The owners of many famous restaurants throughout the dynasties won praise from their customers for their good service and became famous. This, in turn, brought them more customers and still better business. Among them are the Donglaishun, Quanjude, and Hongbinlou restaurants in Beijng, the Songhelou Restaurant in Suzhou, the laozhengxing Restaurant in Shanghai, the Goubuli Restaurant in Tianjin, and the Juchunyuan Restaurant in Fuzhou. Of course, the pre-requisites for the restaurants being well known were their delicious food, fair prices, and honesty, or they would not have been famous.
During the period of the Qin and Han Dynasties dishes were named for their major ingredients and cooking methods, During the Southern and Northern Dynasties, some dishes received fancy names.

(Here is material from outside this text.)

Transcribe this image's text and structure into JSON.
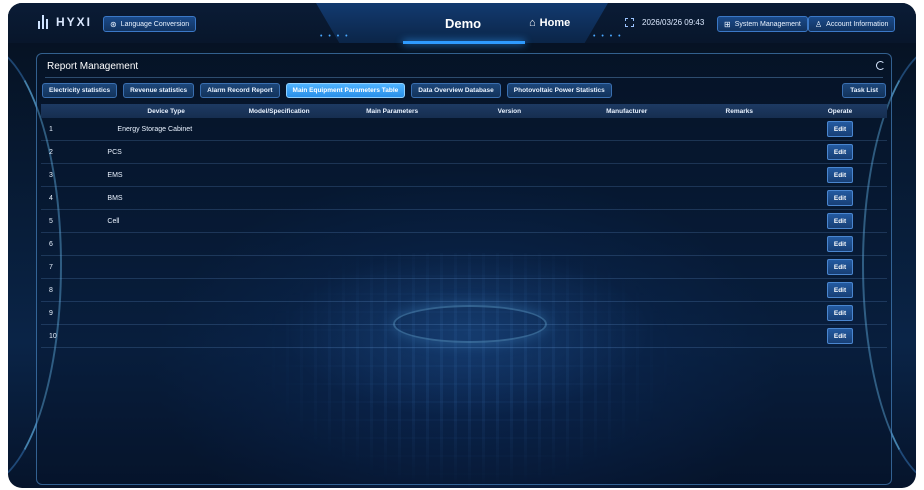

When ordinary dishes were given beautiful names, it raised the attractiveness of the dishes and made diners happy. For example, sliced fish mixed with orange was called “powdered gold and minced jade,” camels’ foot simmered with hearts of rape was called “desert boat sails on green,” quail and its eggs cooked together was called “mother and children get together,” chicken cooked with bear’s paw was called “palm controls the land,” a dish of shrimp, sliced tender bamboo shoots and mushrooms was called “leaves of wind, frost and snow,” a dish of sea cucumber, prawns, chicken breast, white fungus, and water chestnuts was called “butterflies swarm the peonies,” and a dish of chicken and soft-shelled turtle was called “Xiang Yu the Conqueror says goodbye to his concubine.” Fancy names reminded people of other things during the banquets and created a pleasant dining atmosphere.